ISSN 2330-717X

Anchovy Quota Raised In Cantabrian Sea For Spanish Fleet By 6,800 Tonnes


Spain’s Ministry of Agriculture, Food and Environmental Affairs has decided to provisionally raise the maximum volume of anchovy catches by the Spanish fleet in the Cantabrian Sea by 6,800 tonnes following the presentation of a proposal by the European Commission to increase the Total Allowable Catch (TAC) up to 33,000 tonnes from the current TAC of 25,000 tonnes.

This raises the maximum catch volume for the first half of the year by 6,120 tonnes and the reserve set for the fishery in the second half of the year by 680 tonnes.

The TAC review for anchovy in the Cantabrian Sea-Northwest was a commitment obtained at the Council of EU Ministers held on 14 and 15 December 2015 provided that conservation and consensus safeguards were met.

The report by the Scientific, Technical and Economic Committee for Fisheries reflected the good status of this resource after data showed that anchovy biomass and recruitment levels were the highest since records began.

Given this situation, which allowed a higher precautionary TAC for 2016, the Spanish and French fisheries sectors reached an agreement to propose changing the operation rule based on the currently existing biomass.
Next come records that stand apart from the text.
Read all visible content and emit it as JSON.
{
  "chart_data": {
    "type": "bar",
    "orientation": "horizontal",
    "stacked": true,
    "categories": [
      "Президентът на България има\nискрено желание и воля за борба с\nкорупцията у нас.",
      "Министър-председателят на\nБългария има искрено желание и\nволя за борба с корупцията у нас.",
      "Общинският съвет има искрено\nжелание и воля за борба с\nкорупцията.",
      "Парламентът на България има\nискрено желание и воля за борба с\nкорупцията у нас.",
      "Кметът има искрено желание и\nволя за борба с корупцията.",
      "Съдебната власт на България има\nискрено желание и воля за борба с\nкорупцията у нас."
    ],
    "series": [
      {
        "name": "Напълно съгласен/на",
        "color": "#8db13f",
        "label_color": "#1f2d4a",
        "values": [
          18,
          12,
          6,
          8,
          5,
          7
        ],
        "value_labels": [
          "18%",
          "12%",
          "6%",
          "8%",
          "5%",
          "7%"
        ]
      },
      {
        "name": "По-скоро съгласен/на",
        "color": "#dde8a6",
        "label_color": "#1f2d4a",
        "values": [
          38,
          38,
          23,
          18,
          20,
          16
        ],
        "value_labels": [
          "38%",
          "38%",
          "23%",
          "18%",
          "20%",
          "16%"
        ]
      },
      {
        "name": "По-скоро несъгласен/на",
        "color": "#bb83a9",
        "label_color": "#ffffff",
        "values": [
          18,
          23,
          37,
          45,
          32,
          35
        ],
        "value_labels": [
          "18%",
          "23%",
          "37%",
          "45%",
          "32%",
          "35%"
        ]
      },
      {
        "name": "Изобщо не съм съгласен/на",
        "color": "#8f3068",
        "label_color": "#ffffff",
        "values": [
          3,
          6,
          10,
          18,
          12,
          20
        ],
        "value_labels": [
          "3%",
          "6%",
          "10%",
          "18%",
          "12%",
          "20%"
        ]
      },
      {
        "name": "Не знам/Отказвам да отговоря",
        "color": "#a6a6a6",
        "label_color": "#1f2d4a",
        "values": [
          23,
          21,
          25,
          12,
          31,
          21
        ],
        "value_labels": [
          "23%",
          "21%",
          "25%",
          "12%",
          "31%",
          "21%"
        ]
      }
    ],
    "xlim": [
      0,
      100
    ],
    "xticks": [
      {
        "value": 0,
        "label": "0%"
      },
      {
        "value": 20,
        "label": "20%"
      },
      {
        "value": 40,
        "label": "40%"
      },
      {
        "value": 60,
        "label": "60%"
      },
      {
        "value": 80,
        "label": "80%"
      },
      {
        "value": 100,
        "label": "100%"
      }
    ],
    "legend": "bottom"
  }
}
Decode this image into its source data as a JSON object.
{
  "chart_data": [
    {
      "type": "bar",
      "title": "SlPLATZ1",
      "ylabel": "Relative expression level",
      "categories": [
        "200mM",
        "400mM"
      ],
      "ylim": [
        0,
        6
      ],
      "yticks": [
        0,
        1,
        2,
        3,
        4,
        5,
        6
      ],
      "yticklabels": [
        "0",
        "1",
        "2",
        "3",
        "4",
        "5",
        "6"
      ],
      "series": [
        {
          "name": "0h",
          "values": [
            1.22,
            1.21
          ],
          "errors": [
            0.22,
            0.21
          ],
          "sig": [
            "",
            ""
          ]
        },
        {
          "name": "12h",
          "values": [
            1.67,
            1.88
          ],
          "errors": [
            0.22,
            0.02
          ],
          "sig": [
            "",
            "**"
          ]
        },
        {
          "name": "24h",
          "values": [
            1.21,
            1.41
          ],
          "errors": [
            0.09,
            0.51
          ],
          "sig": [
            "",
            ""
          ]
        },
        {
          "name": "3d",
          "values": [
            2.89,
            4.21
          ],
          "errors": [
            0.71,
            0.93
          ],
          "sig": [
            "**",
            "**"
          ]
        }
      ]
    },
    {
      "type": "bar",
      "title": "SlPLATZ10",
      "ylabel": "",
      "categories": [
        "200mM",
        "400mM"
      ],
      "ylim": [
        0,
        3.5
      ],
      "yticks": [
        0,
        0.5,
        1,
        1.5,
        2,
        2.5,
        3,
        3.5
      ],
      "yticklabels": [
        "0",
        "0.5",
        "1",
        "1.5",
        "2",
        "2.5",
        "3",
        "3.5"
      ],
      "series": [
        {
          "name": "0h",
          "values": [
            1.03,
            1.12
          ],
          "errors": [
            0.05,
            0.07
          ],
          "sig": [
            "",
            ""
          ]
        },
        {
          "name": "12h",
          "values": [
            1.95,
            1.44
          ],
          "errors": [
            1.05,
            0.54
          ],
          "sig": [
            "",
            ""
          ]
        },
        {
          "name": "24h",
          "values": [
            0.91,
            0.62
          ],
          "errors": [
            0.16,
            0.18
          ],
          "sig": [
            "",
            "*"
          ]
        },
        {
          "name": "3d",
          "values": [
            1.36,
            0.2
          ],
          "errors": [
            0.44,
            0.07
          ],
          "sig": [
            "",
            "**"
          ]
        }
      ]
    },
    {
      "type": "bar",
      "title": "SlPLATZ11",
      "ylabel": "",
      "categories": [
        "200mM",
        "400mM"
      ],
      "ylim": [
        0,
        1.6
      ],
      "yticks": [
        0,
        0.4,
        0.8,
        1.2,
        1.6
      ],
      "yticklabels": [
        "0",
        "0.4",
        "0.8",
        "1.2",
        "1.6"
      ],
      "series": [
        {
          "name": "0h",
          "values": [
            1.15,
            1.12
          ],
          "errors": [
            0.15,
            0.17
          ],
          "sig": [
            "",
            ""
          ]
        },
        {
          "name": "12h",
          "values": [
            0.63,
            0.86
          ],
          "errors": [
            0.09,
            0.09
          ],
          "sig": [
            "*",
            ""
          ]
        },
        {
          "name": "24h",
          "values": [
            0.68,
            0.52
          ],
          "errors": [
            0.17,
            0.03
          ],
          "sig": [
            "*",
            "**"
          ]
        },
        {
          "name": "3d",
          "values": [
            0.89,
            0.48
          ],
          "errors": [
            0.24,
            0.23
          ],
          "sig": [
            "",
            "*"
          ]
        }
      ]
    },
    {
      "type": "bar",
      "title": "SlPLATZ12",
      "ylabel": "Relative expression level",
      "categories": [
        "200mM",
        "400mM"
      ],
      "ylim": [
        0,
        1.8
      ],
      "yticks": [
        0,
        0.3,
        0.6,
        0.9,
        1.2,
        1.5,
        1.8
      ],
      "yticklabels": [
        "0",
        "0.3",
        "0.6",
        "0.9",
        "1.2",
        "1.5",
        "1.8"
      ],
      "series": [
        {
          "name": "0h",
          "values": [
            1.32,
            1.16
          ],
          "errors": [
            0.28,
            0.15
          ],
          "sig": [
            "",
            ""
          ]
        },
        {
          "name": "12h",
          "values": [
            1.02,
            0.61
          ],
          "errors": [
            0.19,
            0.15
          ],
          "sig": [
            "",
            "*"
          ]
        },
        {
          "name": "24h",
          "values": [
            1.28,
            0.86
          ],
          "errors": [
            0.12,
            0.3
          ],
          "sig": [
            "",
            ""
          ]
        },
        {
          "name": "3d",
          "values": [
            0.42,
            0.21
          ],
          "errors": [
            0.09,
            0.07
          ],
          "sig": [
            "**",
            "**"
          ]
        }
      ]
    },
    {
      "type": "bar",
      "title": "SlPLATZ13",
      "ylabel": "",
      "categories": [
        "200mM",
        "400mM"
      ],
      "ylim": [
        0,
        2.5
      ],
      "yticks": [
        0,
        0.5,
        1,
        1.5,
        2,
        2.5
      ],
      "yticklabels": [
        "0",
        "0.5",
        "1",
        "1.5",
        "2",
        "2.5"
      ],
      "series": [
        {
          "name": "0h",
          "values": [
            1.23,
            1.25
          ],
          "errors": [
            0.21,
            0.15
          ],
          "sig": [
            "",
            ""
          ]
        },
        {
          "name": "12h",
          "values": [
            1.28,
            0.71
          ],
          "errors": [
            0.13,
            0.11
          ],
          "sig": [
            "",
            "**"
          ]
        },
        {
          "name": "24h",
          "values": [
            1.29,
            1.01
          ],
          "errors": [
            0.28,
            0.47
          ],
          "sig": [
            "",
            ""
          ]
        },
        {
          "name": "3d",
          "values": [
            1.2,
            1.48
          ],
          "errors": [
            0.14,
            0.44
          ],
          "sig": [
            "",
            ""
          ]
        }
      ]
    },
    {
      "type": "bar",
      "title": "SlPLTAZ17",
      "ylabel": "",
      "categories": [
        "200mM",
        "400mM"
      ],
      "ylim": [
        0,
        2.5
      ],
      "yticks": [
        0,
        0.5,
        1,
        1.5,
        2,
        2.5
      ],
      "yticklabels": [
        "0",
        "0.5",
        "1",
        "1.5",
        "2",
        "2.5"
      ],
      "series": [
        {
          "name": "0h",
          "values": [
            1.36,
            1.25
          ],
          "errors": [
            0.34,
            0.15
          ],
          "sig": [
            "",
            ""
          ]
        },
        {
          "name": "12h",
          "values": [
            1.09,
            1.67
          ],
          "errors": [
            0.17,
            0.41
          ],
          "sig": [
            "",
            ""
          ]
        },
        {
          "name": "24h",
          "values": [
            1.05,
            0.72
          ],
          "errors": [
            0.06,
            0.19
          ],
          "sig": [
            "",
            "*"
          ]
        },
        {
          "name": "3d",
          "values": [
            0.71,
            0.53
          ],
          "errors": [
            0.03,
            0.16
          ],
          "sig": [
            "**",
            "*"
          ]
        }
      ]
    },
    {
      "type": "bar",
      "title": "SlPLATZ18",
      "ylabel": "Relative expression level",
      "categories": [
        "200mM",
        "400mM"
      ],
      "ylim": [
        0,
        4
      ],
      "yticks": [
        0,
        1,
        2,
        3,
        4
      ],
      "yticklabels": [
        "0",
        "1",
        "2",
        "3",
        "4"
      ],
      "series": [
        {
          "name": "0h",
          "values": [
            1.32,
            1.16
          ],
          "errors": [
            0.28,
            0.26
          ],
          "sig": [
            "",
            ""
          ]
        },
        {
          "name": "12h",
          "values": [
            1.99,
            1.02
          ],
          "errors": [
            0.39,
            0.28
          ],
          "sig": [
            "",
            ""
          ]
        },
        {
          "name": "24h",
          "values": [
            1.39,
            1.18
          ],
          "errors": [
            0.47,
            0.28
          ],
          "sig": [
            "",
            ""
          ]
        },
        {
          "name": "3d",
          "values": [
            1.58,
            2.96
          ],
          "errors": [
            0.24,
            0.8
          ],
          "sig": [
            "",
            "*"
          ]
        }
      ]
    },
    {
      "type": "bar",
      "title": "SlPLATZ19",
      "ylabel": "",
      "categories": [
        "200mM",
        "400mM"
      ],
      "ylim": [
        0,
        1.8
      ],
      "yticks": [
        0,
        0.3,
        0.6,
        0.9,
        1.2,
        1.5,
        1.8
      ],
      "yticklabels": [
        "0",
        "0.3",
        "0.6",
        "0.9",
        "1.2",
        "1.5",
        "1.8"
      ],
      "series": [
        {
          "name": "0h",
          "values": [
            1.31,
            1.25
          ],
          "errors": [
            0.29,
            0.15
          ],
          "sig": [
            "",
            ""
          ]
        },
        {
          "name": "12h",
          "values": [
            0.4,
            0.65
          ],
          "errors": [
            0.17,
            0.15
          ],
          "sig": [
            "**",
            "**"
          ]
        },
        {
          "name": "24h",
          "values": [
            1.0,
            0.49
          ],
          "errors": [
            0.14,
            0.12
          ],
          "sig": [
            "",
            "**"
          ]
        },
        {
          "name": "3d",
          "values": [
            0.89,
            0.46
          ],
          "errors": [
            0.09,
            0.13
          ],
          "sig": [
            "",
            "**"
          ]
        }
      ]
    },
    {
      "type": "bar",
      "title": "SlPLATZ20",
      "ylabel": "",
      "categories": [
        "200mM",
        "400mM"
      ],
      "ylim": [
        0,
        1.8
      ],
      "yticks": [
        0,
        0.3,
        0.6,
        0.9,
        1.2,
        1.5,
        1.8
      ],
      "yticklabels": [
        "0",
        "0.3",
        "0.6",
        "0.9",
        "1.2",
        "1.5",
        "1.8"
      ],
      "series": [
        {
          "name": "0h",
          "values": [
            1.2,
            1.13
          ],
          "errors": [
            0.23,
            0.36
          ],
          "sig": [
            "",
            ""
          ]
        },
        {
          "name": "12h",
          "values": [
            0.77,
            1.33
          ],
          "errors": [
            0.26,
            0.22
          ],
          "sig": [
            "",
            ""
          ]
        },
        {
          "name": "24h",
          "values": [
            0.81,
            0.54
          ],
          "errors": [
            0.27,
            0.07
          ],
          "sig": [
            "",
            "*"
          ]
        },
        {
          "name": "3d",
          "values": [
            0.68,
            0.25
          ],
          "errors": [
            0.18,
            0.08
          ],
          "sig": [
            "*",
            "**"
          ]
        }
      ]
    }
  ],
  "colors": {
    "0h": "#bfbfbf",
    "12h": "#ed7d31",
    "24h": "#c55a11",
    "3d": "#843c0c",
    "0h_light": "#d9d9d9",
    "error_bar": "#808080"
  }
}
Based on the proposal presented to the Council by the European Commission on Wednesday, and despite the fact that the proposal must go through the administrative procedures for subsequent approval by the Council of Ministers, it has been agreed to include this increase in the Spanish quota and raise the available quota based on the normal development of fishing.

This new situation will allow anchovy fishing to be extended – which takes place in the first half of the year – at a time when the level of landings was about to reach the allocated quota.

The ministerial department encourages fishermen to maintain compliance with the regulatory measures approved by the most representative organisations in the sector in order to obtain greater profitability from fishing.